For the report, Adobe surveyed 7,000 people in the U.S., UK, Germany, France, Japan, Australia, and South Korea.

It also found 55 percent of global emoji users are more comfortable expressing emotions through emojis than phone conversations.

DOES EMOJIS WASH THE ENGLISH LANGUAGE?

Emoji may be a fun form of communication but they ruin the English language, according to a recent study by Google.

Smiling faces, love hearts, thumbs and other cartoon icons – and not words – are the methods of communication favored by teenagers, who are considered the worst offenders regarding grammatical and punctuation decline.

More than a third of British adults believe emojis are the cause of the decline in precise language use, according to a study done by Google -owned website, YouTube.

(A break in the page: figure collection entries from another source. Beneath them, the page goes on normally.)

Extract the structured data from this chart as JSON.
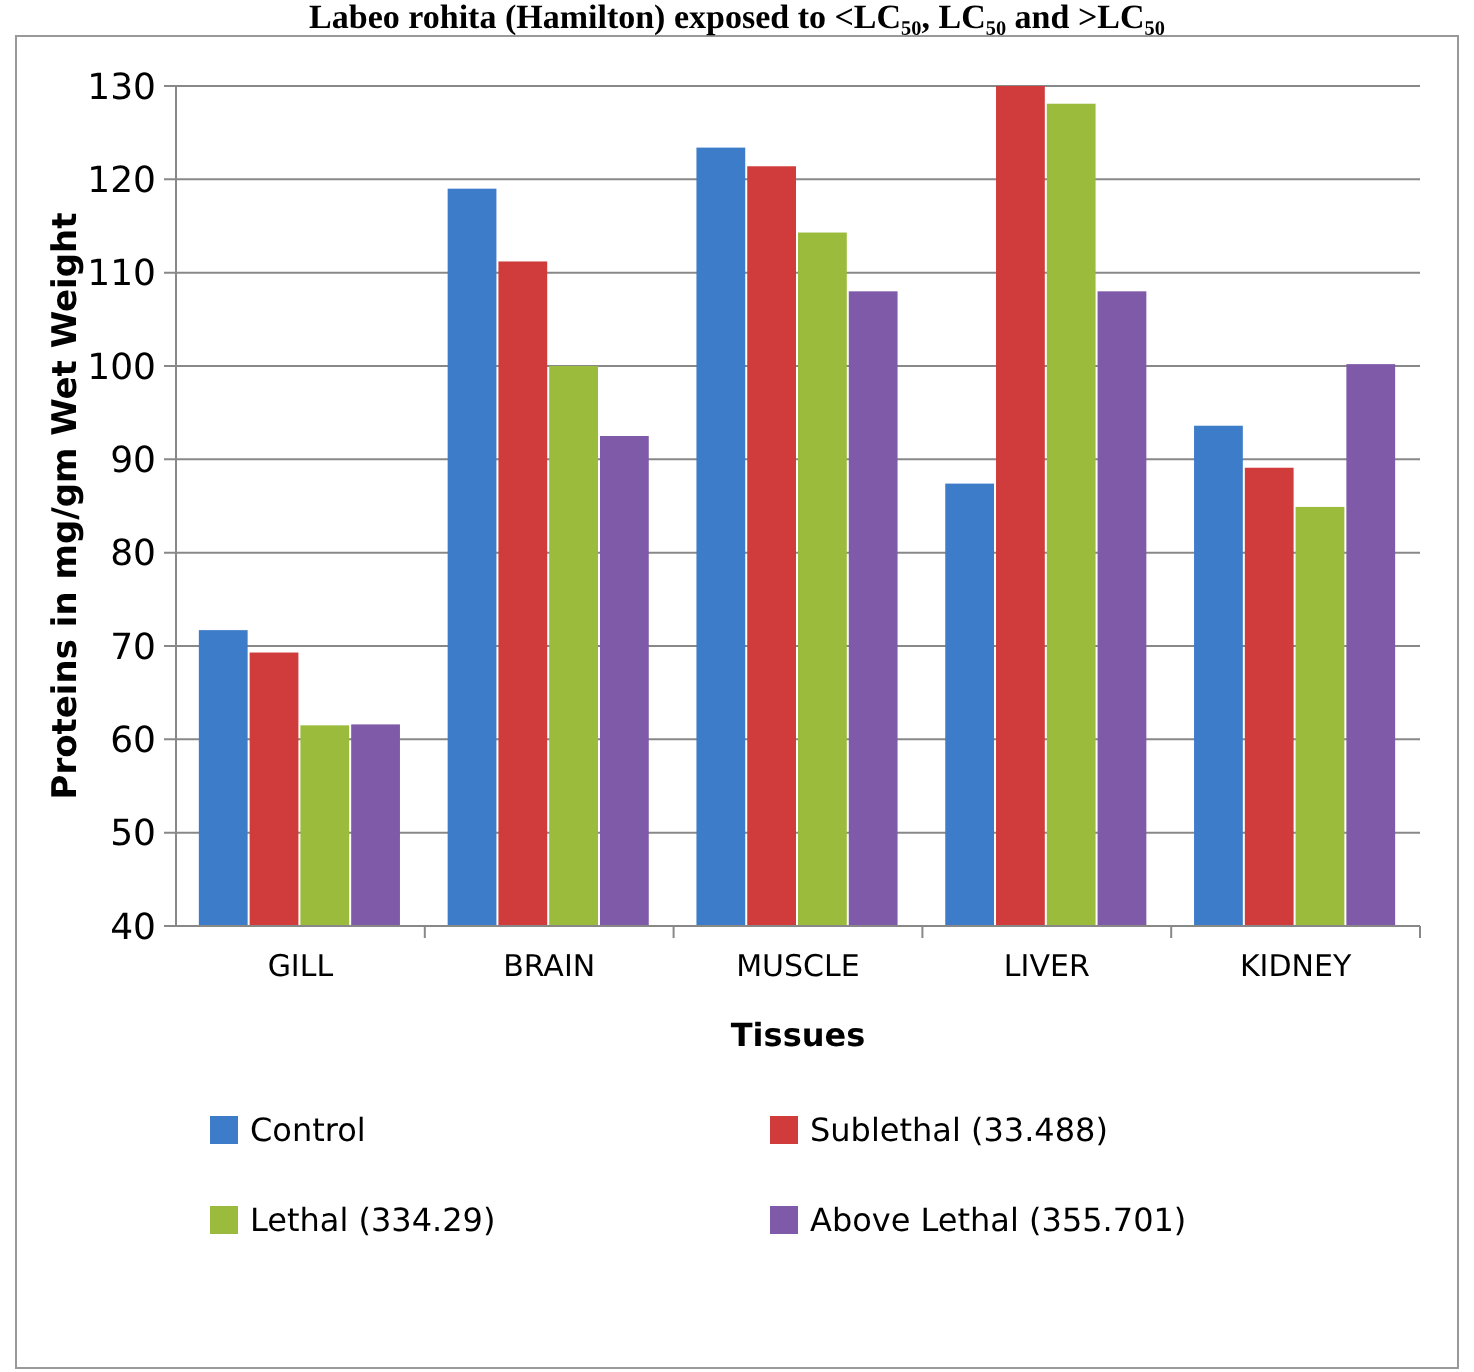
{
  "chart_data": {
    "type": "bar",
    "title": "Labeo rohita (Hamilton) exposed to <LC₅₀, LC₅₀ and >LC₅₀",
    "xlabel": "Tissues",
    "ylabel": "Proteins in mg/gm Wet Weight",
    "categories": [
      "GILL",
      "BRAIN",
      "MUSCLE",
      "LIVER",
      "KIDNEY"
    ],
    "series": [
      {
        "name": "Control",
        "color": "#3d7cc9",
        "values": [
          71.7,
          119.0,
          123.4,
          87.4,
          93.6
        ]
      },
      {
        "name": "Sublethal (33.488)",
        "color": "#d03b3b",
        "values": [
          69.3,
          111.2,
          121.4,
          130,
          89.1
        ]
      },
      {
        "name": "Lethal (334.29)",
        "color": "#9bbb3c",
        "values": [
          61.5,
          100.0,
          114.3,
          128.1,
          84.9
        ]
      },
      {
        "name": "Above Lethal (355.701)",
        "color": "#7f5aa8",
        "values": [
          61.6,
          92.5,
          108.0,
          108.0,
          100.2
        ]
      }
    ],
    "ylim": [
      40,
      130
    ],
    "yticks": [
      40,
      50,
      60,
      70,
      80,
      90,
      100,
      110,
      120,
      130
    ],
    "grid": "y",
    "legend": "bottom"
  }
}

Emoji were first used by Japanese mobile phone companies in the late 1990s to express emotions, concepts or messages in a simple graphical way.  Now, Twitter feeds, text messages and Facebook posts are full of them

Emoji were first used by Japanese mobile phone companies in the late 1990s to express emotions, concepts or messages in a simple graphical way. Now, Twitter feeds, text messages and Facebook posts are full of them

Of the two thousand adults, aged 16 to 65, who were asked for their views, 94 per cent thought English was in decline, with 80 per cent citing young people as the worst performers.

The most common mistakes made by Brits were spelling mistakes (21 percent), followed closely by apostrophe placement (16 percent) and comma misuse (16 percent).

More than half of British adults are unsure of their spelling and grammar, the study also found.

Furthermore, about three -quarters of adults rely on emojis to communicate, in addition to reliance on predictive text and spell checking.

The use of emojis has permeated our culture so much so that the Oxford Dictionary’s ‘Word of the Year’ in 2015 isn’t actually a single word – it’s the Face With Tears emoji, which shows how influential the small graphics of a picture have become.

They were first used by Japanese mobile phone companies in the late 1990s to express emotions, concepts or messages in a simple graphical way.